In particular, black professionals had to be very careful to show feelings of conviviality and pleasantness, even—especially—in response to racial issues. They felt that emotions of anger, frustration, and annoyance were discouraged, even when they worked in settings where these emotions were generally welcomed in certain contexts—think litigators interacting with opposing counsel, or financial analysts responding to a stressful day on Wall Street. Interestingly, this often played out at trainings meant to encourage racial sensitivity. Many of the black professionals I interviewed found that diversity trainings—intended to improve the work environment for minorities—actually became a source of emotional stress, as they perceived that their white colleagues could use these trainings to express negative emotions about people of color, but that they were expected not to disclose their own honest emotional reactions to such statements.
YURI GRIPAS / REUTERS |
Carbado and Gulati also note that minority professionals tread cautiously to avoid upsetting the majority group’s sensibilities. Put simply, they can be visibly black, but don’t want to be perceived as stereotypically black. As Carbado and Gulati write, a black female candidate for a law firm who chemically straightens her hair, is in a nuclear family structure, and resides in a predominantly white neighborhood signals a fealty to (often unspoken) racial norms. She does so in a way that an equally qualified black woman candidate who wears dreadlocks, has a history of pushing for racial change in the legal field, is a single mother, and lives in the inner city does not.
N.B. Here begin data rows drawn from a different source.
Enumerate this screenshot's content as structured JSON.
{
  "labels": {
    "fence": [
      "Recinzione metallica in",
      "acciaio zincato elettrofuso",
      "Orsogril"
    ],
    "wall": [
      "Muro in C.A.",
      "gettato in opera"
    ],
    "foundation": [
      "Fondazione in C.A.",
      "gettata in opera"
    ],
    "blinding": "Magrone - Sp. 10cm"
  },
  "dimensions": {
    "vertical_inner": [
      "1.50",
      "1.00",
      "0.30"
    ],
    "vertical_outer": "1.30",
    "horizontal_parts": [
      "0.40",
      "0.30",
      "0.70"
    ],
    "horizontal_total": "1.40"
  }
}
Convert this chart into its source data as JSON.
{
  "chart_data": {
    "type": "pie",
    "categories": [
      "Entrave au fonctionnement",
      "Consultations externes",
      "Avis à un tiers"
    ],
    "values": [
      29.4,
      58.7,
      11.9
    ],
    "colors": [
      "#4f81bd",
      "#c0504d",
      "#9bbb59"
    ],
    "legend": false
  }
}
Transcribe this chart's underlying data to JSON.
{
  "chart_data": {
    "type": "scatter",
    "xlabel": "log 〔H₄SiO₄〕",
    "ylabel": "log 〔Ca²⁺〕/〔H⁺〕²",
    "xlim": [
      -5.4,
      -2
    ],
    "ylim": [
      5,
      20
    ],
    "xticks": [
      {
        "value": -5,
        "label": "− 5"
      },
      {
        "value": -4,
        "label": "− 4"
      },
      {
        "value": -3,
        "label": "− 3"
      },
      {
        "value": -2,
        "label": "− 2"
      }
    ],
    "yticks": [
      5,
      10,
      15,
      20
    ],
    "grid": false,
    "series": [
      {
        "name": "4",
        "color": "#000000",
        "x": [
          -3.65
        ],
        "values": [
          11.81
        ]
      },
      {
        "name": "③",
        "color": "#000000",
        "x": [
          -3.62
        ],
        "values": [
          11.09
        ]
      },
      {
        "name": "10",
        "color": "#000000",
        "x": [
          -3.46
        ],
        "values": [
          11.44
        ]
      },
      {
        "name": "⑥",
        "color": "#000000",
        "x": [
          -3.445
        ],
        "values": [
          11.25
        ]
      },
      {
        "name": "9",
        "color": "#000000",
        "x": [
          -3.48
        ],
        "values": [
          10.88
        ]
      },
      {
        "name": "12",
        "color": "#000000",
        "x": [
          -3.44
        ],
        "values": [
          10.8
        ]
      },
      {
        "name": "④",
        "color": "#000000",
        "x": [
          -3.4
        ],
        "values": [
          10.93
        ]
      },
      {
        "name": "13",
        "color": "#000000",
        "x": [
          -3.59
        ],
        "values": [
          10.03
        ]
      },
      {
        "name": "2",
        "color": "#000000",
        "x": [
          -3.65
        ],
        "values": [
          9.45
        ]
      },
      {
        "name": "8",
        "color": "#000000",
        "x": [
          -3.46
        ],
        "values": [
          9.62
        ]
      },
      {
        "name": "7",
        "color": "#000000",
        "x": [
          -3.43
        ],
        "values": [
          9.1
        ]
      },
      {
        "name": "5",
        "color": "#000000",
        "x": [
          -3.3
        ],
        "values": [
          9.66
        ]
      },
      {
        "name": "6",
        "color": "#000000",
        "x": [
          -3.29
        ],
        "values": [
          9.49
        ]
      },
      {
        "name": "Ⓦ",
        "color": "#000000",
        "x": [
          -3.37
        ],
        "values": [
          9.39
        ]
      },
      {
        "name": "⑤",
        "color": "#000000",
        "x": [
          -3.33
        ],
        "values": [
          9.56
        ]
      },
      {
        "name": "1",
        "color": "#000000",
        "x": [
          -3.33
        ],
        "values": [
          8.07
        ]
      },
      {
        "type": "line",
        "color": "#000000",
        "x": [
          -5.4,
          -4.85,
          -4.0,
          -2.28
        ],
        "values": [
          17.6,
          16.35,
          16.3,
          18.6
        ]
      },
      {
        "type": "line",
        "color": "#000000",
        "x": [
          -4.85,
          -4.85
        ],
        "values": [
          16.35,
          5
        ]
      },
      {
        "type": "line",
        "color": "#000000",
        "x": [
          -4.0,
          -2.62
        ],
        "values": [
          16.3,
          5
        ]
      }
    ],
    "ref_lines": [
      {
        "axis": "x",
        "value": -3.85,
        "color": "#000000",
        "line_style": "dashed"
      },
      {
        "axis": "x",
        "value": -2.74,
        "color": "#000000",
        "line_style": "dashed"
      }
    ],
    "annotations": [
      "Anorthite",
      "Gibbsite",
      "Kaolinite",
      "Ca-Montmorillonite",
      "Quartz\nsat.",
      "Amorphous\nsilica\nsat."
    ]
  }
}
The same is true for professional workers who are members of other racial minority groups. For instance, Latina attorneys may be able to advance further at work if they take pains not to speak with any trace of an accent. These are challenges in addition to the more well-known ones—the difficulties finding mentors of the same race, coping with racial stereotypes, being treated as a representative for one’s entire racial group.
So what does this mean for black workers in professional environments? First, it’s indicative of the degree to which race shapes occupational outcomes. In many circles, people feel more comfortable reducing racial issues to class-based ones, assuming that poverty explains much, if not all, of the differences between minorities and whites.
But for blacks in professional positions, issues of poverty are not the problem. Poverty does not explain biases in hiring, the need for particular types of emotional management, and the careful self-presentation that minority professionals engage in at work.
Second, all of this ought to encourage a rethinking of some of the existing efforts to create more diverse work environments. Do diversity and inclusion initiatives take into consideration how minorities placed in those environments feel? How can policies create not just more equitable hiring processes, but address the emotional toll of being a racial minority in a professional work setting?
In the current political climate, there is generally support for solving race-related employment challenges by focusing on job training and education—in other words, increasing human capital to improve access. Given the research, it’s also important to consider how to create better workplaces for the minority professionals who are already in these jobs.